Kerry vuole rifondare, dall’esterno, il fayyadismo, la filosofia politica dell’ex premier palestinese Salam Fayyad: prima si costruisce lo Stato (gradualmente, con tutte le sue istituzioni economiche e politiche), poi si preme per l’indipendenza. Ma il fayyadismo era già stato, di fatto, cestinato dallo stesso presidente Mahmoud Abbas, quando ha chiesto e ottenuto dall’Onu il riconoscimento della Palestina quale stato osservatore, ponendo di nuovo l’obiettivo dell’indipendenza davanti alla costruzione dello Stato. E il fayyadismo ha perso Fayyad dal mese scorso. Il nuovo premier, Rami Hamdallah, un professore universitario, è durato solo 17 giorni, dal 6 al 23 giugno. Dopodiché ha rassegnato le dimissioni per “conflitto di potere”. Il governo dell’Autorità è tuttora un’incognita. Comanda Abbas, che è uomo della vecchia guardia di Arafat, con annesse tutte le idee nazionaliste dell’Olp. Ottenere l’indipendenza, senza prima aver costruito uno Stato funzionante, porta a una situazione da Gaza: un territorio in cui le uniche organizzazioni sono quelle delle milizie armate, di una burocrazia corrotta e di un’economia ancora embrionale.

Kerry è pronto a fare concessioni: tre a favore della Palestina e una di Israele. Oltre al suo piano di aiuti economici, ai palestinesi promette a) la scarcerazione di almeno 50 dei 100 prigionieri in Israele di cui si chiede la liberazione; b) inserire la discussione sui confini ai primi posti dell’agenda negoziale; c) ottenere un congelamento, almeno parziale, della costruzione di nuovi insediamenti israeliani in Giudea e Samaria (o Cisgiordania, secondo la geografia palestinese). Israele dovrebbe accontentarsi di un’unica promessa: “garanzie sulla sicurezza”. Queste concessioni si scontrano con due precondizioni poste da Abbas. Non si andrà neppure al tavolo negoziale, se: a) non si fermano tutte le costruzioni ebraiche, comprese quelle a Gerusalemme Est b) non si torna a riconoscere, quale frontiera provvisoria, la linea armistiziale pre-1967. Solo da quella si potrà iniziare a discutere sui confini. Dunque le concessioni proposte da Kerry non bastano ai palestinesi. E poi: perché mai il governo Netanyahu dovrebbe accettare di tornare al tavolo negoziale? Solo perché vengono offerte “garanzie di sicurezza” a Israele? Tornare alla linea armistiziale del 1967 vorrebbe dire spostare di peso mezzo milione di ebrei, che ormai vivono da due generazioni oltre quella linea. Sarebbe un’auto-pulizia etnica. Vorrebbe dire abbandonare intere città come Maale Adumim, lasciare l’università di Ariel, lasciar marcire (o far distruggere) kibbutz, aziende, sinagoghe, biblioteche, antichissimi luoghi sacri all’ebraismo e moderni esperimenti di convivenza fra palestinesi arabi ed ebrei. Sarebbe la fine di un’intera società. D’accordo che i palestinesi chiedono di partire da quel confine provvisorio per poi discutere sulla frontiera vera e propria. Ma non ci sono garanzie che accettino compromessi al ribasso, una volta che è stato ottenuto il massimo. Non bisogna dimenticare, poi, che nel 2000, a Camp David, ad Arafat era stato concesso il 98% dei territori richiesti dall’Autorità Palestinese, molto più di quanto si possa ottenere ora. E nonostante tutto, Arafat rifiutò quell’accordo. Infine, ma non da ultimo, Netanyahu aveva chiesto ai palestinesi una cosa molto semplice: niente precondizioni. E invece, proprio queste di cui stiamo parlando ora, sono precondizioni.
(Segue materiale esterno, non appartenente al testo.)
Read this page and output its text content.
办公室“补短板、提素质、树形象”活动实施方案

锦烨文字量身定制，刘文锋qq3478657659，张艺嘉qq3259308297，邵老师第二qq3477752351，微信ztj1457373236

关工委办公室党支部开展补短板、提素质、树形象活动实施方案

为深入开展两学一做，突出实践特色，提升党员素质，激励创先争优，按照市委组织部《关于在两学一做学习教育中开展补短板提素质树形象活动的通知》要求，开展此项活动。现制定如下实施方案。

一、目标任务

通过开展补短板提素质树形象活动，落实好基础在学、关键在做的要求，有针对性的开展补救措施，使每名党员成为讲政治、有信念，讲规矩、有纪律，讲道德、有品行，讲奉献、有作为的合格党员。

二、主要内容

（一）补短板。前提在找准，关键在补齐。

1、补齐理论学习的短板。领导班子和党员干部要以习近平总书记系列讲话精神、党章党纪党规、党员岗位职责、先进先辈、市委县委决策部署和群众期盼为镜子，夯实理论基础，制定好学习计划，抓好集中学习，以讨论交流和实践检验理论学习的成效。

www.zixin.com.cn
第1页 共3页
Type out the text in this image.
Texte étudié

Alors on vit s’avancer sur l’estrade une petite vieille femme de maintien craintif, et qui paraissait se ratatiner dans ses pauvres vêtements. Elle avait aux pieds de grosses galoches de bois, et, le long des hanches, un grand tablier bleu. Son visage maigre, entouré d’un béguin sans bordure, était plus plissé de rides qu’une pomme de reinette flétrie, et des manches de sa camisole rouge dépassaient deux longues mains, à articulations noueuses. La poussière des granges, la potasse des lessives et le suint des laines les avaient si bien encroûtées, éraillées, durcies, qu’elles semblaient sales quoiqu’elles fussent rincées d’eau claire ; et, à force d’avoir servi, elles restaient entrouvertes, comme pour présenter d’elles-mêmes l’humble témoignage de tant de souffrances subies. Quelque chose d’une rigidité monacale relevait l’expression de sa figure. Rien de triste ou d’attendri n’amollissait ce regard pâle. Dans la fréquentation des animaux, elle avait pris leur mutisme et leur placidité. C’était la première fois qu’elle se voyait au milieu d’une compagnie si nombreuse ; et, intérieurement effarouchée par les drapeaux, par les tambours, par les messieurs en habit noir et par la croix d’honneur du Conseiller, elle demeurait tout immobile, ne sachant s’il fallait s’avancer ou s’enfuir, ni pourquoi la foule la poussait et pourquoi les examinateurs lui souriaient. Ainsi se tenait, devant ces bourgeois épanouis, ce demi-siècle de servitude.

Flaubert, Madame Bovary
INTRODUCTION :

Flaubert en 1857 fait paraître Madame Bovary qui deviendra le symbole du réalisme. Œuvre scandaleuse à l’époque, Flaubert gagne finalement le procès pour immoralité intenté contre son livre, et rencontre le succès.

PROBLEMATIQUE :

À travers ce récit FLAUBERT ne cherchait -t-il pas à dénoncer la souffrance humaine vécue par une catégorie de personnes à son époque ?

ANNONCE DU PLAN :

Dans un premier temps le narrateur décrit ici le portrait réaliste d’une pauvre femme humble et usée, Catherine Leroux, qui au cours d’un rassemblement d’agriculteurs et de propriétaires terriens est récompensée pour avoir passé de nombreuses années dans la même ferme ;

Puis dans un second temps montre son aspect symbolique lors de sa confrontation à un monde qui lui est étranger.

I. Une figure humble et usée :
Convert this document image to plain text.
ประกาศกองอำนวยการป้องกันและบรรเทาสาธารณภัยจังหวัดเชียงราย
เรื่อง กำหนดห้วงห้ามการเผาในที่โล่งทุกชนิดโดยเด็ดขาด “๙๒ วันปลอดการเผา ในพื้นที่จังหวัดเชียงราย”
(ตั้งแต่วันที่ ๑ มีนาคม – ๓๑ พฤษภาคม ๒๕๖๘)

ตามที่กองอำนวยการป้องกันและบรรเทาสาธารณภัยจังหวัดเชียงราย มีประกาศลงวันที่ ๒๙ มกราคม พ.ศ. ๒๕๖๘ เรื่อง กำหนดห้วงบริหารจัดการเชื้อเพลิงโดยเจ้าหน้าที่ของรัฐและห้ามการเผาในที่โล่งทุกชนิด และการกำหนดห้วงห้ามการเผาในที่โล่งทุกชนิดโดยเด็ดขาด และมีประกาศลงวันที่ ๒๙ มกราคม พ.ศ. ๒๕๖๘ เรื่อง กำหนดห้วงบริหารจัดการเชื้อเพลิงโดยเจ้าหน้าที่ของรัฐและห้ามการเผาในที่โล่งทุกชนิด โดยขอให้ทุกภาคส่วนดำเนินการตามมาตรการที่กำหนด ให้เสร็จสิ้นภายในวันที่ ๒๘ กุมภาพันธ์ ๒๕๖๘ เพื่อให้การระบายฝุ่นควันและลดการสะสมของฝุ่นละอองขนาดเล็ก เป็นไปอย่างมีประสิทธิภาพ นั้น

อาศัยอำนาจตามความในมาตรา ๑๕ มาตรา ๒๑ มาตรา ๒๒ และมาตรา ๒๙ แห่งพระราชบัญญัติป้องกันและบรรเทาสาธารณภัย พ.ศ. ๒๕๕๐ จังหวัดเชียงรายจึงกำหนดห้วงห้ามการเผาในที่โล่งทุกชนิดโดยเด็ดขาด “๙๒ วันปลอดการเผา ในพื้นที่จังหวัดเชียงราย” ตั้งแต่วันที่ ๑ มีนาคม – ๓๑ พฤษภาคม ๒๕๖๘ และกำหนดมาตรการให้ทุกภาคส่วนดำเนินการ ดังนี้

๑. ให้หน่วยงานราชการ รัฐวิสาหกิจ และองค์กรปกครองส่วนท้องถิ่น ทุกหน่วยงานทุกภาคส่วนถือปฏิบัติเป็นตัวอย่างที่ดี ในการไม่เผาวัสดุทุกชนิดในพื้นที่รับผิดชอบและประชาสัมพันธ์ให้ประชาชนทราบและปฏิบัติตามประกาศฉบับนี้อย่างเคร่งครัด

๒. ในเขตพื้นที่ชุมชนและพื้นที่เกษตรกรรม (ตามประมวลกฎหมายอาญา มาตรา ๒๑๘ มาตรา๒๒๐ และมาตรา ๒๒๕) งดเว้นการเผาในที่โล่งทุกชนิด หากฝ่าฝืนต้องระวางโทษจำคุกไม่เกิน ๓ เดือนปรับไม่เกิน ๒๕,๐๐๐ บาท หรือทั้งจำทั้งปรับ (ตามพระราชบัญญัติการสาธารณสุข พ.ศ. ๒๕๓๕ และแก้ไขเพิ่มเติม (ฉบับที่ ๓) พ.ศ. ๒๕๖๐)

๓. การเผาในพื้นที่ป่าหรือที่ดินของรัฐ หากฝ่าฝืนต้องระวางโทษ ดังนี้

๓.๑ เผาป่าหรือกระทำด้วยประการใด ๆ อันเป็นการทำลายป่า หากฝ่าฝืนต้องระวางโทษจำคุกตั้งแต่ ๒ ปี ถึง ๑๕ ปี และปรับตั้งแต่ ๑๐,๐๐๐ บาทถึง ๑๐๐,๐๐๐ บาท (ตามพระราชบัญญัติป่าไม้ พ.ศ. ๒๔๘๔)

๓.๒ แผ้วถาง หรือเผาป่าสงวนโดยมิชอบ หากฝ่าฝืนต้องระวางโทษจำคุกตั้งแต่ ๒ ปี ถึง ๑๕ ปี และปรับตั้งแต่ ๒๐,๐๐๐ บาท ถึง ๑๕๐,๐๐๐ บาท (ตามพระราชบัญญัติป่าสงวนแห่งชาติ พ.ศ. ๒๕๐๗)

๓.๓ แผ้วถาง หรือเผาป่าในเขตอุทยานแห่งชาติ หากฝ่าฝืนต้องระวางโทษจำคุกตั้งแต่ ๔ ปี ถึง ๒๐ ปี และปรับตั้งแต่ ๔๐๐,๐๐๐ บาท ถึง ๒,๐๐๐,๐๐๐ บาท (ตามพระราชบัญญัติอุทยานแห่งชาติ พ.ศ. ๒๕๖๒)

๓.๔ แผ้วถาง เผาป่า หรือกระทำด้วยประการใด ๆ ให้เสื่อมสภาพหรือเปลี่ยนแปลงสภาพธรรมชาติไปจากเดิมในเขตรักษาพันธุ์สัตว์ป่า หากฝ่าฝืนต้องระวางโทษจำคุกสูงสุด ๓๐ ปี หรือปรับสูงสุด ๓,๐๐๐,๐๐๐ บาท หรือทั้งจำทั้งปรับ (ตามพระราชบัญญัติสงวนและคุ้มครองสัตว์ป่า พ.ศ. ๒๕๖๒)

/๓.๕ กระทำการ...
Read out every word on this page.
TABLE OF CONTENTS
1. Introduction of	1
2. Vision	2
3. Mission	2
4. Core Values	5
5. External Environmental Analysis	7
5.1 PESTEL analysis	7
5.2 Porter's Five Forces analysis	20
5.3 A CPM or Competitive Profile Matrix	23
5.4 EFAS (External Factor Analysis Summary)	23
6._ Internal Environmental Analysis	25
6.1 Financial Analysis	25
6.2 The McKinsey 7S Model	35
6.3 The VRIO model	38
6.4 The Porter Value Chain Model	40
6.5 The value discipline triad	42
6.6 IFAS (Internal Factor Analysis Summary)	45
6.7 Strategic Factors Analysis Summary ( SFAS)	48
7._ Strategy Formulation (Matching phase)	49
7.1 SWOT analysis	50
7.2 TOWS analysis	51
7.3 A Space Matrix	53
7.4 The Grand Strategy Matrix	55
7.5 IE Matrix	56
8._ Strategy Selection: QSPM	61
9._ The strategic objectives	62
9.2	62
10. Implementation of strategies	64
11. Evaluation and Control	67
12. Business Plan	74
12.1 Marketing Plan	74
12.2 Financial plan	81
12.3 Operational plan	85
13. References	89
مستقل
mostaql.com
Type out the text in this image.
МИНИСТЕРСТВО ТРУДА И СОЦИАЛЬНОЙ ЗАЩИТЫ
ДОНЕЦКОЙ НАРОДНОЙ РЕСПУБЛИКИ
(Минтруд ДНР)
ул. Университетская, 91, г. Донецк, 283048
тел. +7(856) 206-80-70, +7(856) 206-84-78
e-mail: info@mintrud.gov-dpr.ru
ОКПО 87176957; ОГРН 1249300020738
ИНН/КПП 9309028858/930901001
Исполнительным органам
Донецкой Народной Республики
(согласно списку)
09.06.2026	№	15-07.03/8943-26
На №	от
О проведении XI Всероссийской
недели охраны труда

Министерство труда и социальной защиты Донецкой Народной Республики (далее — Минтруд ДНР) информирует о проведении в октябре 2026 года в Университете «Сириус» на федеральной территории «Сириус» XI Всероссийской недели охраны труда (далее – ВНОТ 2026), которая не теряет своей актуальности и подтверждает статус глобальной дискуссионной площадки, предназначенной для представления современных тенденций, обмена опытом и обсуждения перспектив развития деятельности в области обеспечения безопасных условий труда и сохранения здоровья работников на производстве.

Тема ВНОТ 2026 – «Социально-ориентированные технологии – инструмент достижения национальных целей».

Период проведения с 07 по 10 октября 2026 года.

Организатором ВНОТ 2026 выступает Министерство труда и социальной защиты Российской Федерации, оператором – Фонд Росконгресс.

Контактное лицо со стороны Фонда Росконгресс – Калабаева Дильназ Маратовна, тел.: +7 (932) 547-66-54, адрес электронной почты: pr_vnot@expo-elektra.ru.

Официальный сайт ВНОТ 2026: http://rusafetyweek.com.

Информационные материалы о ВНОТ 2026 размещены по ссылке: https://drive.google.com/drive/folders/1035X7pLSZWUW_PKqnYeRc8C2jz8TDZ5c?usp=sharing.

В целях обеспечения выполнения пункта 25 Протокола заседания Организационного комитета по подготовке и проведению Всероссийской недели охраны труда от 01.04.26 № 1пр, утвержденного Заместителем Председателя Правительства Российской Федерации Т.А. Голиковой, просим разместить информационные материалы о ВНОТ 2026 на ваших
E Gaza? Quando Kerry parla di negoziati fra Israele e Palestina, si riferisce sempre ed esclusivamente a una metà settentrionale di quest’ultima. Alla sola Cisgiordania, governata da Abbas. Ma Gaza, governata da Hamas, non ha mai neppure accettato l’idea di un “processo di pace” con Israele. Dopo aver cacciato con la forza il partito Fatah di Abbas, nel 2007, non ha più riconosciuto la legittimità del governo Fayyad, né ha voluto riconoscere quella del suo breve successore Hamdallah. Da Gaza continuano a partire razzi contro Israele: gli ultimi risalgono a meno di una settimana fa. Kerry ci ha pensato? Come si fa ad intavolare un dialogo con mezzo Paese, quando l’altro mezzo è ancora in guerra?